Un Dios, una Fe, un Bautismo

Eloi (1538)

A día 4 de abril de 1538

Habiendo sido interrogado en la cárcel de Vilvoorde y condenado a muerte por vía judicial, Jan de Batenburg se obstinó en su herejía, no siendo posible hacerle confesar en ningún momento la santa fe, sino que quiso morir en su perversidad.

Por las horribles matanzas y homicidios de los que no ha dado ninguna prueba de arrepentimiento, es más, habiendo mostrado incluso satisfacción y diabólica jactancia por ello, lo condenamos a muerte por decapitación, para ser luego su cuerpo quemado y sus cenizas aventadas.

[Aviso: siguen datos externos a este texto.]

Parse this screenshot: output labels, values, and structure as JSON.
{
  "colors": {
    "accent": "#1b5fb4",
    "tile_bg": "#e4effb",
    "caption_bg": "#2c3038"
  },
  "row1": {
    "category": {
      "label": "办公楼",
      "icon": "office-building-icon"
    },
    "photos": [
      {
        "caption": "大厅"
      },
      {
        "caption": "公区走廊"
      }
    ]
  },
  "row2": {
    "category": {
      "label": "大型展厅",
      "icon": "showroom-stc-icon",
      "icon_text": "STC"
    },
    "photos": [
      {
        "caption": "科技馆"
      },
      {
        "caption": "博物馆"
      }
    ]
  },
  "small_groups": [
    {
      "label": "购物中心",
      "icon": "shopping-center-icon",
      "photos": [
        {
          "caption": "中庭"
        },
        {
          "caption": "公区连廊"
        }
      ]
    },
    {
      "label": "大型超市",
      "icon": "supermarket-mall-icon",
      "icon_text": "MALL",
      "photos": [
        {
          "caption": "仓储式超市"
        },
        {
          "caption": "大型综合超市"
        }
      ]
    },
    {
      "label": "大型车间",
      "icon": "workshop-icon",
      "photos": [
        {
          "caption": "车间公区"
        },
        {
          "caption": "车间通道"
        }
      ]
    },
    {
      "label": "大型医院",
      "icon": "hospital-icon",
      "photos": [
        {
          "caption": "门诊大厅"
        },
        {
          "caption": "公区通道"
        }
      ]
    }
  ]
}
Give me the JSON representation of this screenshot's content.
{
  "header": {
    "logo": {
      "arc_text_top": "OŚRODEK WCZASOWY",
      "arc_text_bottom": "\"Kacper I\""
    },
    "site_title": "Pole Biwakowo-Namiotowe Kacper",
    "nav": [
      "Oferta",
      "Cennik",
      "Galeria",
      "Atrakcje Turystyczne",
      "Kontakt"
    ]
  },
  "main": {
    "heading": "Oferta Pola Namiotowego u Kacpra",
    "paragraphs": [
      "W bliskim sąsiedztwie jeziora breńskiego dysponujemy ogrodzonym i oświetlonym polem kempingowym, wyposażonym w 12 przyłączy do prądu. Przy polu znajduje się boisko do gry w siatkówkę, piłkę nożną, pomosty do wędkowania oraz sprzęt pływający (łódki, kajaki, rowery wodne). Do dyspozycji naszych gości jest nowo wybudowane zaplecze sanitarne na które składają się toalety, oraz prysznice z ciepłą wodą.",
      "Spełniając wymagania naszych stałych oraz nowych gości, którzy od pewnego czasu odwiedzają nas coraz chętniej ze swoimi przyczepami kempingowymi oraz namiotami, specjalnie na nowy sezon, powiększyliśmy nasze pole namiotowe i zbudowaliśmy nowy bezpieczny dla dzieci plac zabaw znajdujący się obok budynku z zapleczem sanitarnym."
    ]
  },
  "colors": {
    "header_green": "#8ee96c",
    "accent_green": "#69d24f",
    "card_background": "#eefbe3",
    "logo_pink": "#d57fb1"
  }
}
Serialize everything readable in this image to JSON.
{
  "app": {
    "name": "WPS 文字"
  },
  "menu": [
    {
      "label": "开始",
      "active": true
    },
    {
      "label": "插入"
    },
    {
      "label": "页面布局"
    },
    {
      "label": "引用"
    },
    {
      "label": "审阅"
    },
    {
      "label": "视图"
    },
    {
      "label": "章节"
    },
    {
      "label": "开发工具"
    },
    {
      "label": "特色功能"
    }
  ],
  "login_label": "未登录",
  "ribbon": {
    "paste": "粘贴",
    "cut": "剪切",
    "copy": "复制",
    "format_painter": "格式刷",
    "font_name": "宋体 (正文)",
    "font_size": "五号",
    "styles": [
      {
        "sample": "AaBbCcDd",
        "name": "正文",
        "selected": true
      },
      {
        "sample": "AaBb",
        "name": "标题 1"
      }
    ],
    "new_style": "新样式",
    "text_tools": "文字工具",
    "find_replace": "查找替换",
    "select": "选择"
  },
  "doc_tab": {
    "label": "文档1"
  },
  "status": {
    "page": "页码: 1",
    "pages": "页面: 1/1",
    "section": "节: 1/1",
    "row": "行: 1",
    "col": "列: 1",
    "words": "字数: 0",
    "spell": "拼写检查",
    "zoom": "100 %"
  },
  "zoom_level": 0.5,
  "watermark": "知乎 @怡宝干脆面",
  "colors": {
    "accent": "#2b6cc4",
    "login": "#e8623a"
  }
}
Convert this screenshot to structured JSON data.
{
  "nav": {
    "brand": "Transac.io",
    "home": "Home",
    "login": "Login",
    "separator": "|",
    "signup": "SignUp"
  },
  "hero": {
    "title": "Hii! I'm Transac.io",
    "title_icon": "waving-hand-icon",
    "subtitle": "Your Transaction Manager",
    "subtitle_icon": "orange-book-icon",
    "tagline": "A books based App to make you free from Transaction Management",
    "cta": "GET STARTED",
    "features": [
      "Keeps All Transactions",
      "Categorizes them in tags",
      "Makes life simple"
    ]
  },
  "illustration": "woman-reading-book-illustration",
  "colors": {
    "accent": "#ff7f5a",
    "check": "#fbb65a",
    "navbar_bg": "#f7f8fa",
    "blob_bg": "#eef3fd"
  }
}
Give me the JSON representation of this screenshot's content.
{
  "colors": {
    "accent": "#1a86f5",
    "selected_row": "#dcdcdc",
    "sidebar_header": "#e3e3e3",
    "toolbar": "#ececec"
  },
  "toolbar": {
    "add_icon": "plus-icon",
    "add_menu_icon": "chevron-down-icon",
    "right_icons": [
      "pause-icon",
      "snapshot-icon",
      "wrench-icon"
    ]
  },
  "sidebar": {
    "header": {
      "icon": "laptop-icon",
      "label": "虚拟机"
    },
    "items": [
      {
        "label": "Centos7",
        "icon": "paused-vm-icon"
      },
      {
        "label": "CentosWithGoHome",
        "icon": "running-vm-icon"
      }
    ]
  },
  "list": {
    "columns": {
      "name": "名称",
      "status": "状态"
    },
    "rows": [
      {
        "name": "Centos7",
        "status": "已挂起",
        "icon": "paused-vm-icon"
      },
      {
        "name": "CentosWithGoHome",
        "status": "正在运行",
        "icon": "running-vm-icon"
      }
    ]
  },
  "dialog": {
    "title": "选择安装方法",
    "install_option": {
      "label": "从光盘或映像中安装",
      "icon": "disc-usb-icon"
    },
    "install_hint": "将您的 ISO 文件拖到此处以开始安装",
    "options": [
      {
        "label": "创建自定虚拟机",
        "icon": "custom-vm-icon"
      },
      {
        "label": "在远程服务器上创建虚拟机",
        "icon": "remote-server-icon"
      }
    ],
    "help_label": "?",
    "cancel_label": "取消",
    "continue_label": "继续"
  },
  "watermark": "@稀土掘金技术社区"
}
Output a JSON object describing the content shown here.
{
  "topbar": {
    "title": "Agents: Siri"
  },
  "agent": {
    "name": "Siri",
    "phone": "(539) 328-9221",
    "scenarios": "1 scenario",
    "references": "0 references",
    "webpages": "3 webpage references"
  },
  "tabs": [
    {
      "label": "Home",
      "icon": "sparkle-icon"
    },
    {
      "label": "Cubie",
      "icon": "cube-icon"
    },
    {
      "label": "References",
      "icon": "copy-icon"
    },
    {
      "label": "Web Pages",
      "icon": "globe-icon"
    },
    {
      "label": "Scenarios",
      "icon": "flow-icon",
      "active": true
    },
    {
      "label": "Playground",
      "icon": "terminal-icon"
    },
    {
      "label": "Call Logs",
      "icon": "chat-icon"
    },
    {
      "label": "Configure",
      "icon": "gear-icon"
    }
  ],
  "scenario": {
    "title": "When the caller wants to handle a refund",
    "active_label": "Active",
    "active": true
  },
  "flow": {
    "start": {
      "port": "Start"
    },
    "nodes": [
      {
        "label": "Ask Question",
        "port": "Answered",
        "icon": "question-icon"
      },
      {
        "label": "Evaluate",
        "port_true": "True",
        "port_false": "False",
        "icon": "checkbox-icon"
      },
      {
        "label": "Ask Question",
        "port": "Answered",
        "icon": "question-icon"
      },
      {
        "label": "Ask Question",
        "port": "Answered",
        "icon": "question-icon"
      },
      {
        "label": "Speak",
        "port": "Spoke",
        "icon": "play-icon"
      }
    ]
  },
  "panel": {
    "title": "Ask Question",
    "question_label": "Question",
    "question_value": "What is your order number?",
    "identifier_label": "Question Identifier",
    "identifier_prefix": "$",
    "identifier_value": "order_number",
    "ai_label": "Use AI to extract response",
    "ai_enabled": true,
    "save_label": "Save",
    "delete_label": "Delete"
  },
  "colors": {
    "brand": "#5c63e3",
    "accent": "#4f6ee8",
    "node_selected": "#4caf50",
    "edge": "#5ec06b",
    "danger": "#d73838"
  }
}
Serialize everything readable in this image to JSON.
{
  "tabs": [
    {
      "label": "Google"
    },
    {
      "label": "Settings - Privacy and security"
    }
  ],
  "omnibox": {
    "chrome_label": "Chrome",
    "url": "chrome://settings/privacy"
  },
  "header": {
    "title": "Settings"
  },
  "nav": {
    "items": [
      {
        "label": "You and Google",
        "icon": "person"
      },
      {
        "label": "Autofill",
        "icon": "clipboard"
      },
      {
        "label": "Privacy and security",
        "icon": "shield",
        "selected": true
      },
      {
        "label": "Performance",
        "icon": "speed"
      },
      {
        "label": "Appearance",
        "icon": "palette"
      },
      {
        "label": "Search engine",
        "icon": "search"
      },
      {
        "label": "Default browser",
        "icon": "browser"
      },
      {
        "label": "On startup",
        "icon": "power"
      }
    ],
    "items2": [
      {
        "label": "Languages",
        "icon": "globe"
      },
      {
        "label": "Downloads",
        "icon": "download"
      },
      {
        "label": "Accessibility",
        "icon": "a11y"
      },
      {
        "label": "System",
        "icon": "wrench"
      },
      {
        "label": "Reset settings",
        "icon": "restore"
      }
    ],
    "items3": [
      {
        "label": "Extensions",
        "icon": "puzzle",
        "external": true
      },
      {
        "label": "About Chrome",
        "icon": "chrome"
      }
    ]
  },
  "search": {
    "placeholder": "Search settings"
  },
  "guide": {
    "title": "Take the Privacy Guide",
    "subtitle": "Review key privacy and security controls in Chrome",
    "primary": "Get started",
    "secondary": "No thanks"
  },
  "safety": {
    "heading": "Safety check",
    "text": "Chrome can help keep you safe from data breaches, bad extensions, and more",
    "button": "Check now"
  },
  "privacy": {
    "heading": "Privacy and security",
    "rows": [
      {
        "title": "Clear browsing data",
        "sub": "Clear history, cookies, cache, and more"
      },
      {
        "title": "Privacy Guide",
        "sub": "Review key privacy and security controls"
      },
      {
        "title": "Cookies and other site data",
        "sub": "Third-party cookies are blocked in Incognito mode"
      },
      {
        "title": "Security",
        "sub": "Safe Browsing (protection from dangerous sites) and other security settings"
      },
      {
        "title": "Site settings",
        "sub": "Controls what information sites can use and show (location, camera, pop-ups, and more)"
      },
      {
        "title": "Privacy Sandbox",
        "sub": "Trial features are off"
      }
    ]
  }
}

Presentes los testigos que abajo suscriben:

Nicholas Buyssere, dominico

Sebastien Van Runne, dominico

Lieven de Backere

Chrestien de Ridder

Por Rijkard Niclaes, provisor

Capítulo 1

Vilvoorde, Brabante, 5 de abril de 1538

A ti, Jan. A tu degollamiento inmisericorde. A la multitud berreante que vomita toda clase de humores, entre quienes avanza lentamente el carro que te conduce cargado de cadenas hacia el patíbulo. Al vómito que sube a la garganta y a la fiebre que arde en las entrañas. A la Ramera de Babilonia mientras ahoga al loco David que ha engendrado en su sangre y en la de sus hermanos. Al horror incesante que se ha tragado nuestra carne. Al olvido, que ha erigido esta torre de muerte allende el cielo. Al final, un final digno de piedad, cruel final, un final cualquiera y definitivo. Lo he olvidado.

A ti, Jan, hermano, malvado sanguinario, rostro tumefacto que arrostra el odio y los golpes que llueven de todos lados. A ti, demonio emporcado por todas partes, con las ropas hechas jirones empapadas de sangre, un coágulo informe en vez de oído. A ti, cerdo que ha de ser desollado el día de fiesta, me escondo y te veo inclinar la cabeza sobre el tajo, gritando una vez más el insulto: ¡LIBERTAD!

He golpeado, depredado, matado.

La multitud descuartizaría con sus propias manos, el verdugo lo sabe y hace voltear el hacha en una especie de danza, prueba el filo, da tiempo a la sed de sangre a que suba a recubrirlo todo en medio de un fragor que no se diría terrenal.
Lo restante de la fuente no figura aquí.